MTV News: You're working on a few other DC projects at the moment, like Batgirl and The Flash. What do you love about these characters?
Hodson: For me, the thing about the DC characters is that they have real humanity. I love Batman. I've always loved Batman. Some people see him as an archetype but, if you think about it, he's got an incredibly human story. He's a kid who lost his parents when he was young. Barry Allen, likewise, is such an emotional character. Andy Muschietti has come on to direct The Flash and he brings so much of that heart and warmth to everything he does. Because these characters have been around for a long time, DC has explored so many facets of who they are and where they came from. I'm a huge DC fan — always have been.
From left to right: Jurnee Smollett-Bell, Cathy Yan, Rosie Perez, Mary Elizabeth Winstead, Margot Robbie, Ella Jay Basco, Chris Messina, and Christina Hodson
MTV News: Last year, you and Margot teamed up for the Lucky Exports Pitch Program. Why is that so important to the both of you?
Hodson: About two years ago, when Time's Up was kicking off, I started looking into the statistics of female representation on-screen. I also looked at the behind-the-scenes numbers in the Writers Guild of America. Looking at feature writers, men were outnumbering women 3:1. Out of about 1,600 feature writers, there were only 116 people of color. Those statistics are terrible and they need changing. I felt like there was a real practical way of doing it, which was to bring up other women. In the same way that I've had opportunities, I wanted to create more opportunities for female writers looking to break into the space that I'm currently in, tentpole action movies, which traditionally has been seen as a predominantly male space.
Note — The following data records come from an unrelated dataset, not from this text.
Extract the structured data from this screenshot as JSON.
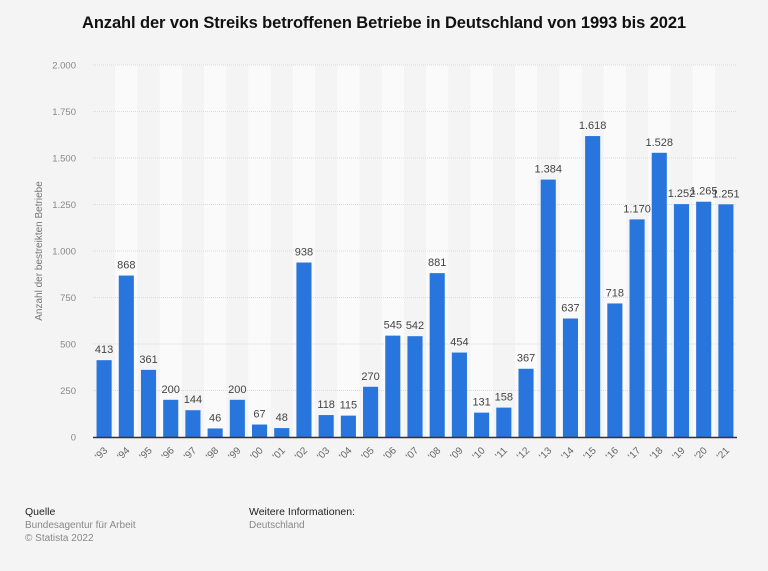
{
  "chart_data": {
    "type": "bar",
    "title": "Anzahl der von Streiks betroffenen Betriebe in Deutschland von 1993 bis 2021",
    "xlabel": "",
    "ylabel": "Anzahl der bestreikten Betriebe",
    "ylim": [
      0,
      2000
    ],
    "yticks": [
      0,
      250,
      500,
      750,
      1000,
      1250,
      1500,
      1750,
      2000
    ],
    "ytick_labels": [
      "0",
      "250",
      "500",
      "750",
      "1.000",
      "1.250",
      "1.500",
      "1.750",
      "2.000"
    ],
    "grid": true,
    "legend": "none",
    "categories": [
      "'93",
      "'94",
      "'95",
      "'96",
      "'97",
      "'98",
      "'99",
      "'00",
      "'01",
      "'02",
      "'03",
      "'04",
      "'05",
      "'06",
      "'07",
      "'08",
      "'09",
      "'10",
      "'11",
      "'12",
      "'13",
      "'14",
      "'15",
      "'16",
      "'17",
      "'18",
      "'19",
      "'20",
      "'21"
    ],
    "values": [
      413,
      868,
      361,
      200,
      144,
      46,
      200,
      67,
      48,
      938,
      118,
      115,
      270,
      545,
      542,
      881,
      454,
      131,
      158,
      367,
      1384,
      637,
      1618,
      718,
      1170,
      1528,
      1252,
      1265,
      1251
    ],
    "value_labels": [
      "413",
      "868",
      "361",
      "200",
      "144",
      "46",
      "200",
      "67",
      "48",
      "938",
      "118",
      "115",
      "270",
      "545",
      "542",
      "881",
      "454",
      "131",
      "158",
      "367",
      "1.384",
      "637",
      "1.618",
      "718",
      "1.170",
      "1.528",
      "1.252",
      "1.265",
      "1.251"
    ],
    "bar_color": "#2876dd"
  },
  "footer": {
    "source_heading": "Quelle",
    "source_name": "Bundesagentur für Arbeit",
    "copyright": "© Statista 2022",
    "info_heading": "Weitere Informationen:",
    "info_value": "Deutschland"
  }
}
There are so many women out there who love action movies and want to write action movies.
MTV News: So then you brought it to Margot's LuckyChap Entertainment.
Hodson: LuckyChap was founded on this principle of wanting more female representation on-screen and behind the camera. So I approached them, and they were super excited to get involved. It was a four-week program that we ran in November, where these six incredible female writers came in, and we took them all the way from that early seed of an idea through outlining a movie and coming up with a fantastic pitch. The thing that was really inspiring for me and Margot was seeing how they collaborated. There's this assumption that there's competition among women in the industry, and that's completely untrue. Both of us have found real support in our girlfriends.
MTV News: What's the key to having a really successful pitch?
Hodson: Two things: confidence and love. You have to really, truly feel passionate about it. You have to feel it in your bones. The women that I know who are going to succeed in this field aren't faking it. They love these action movies. They love superhero movies. It's who they are and the stories they want to tell.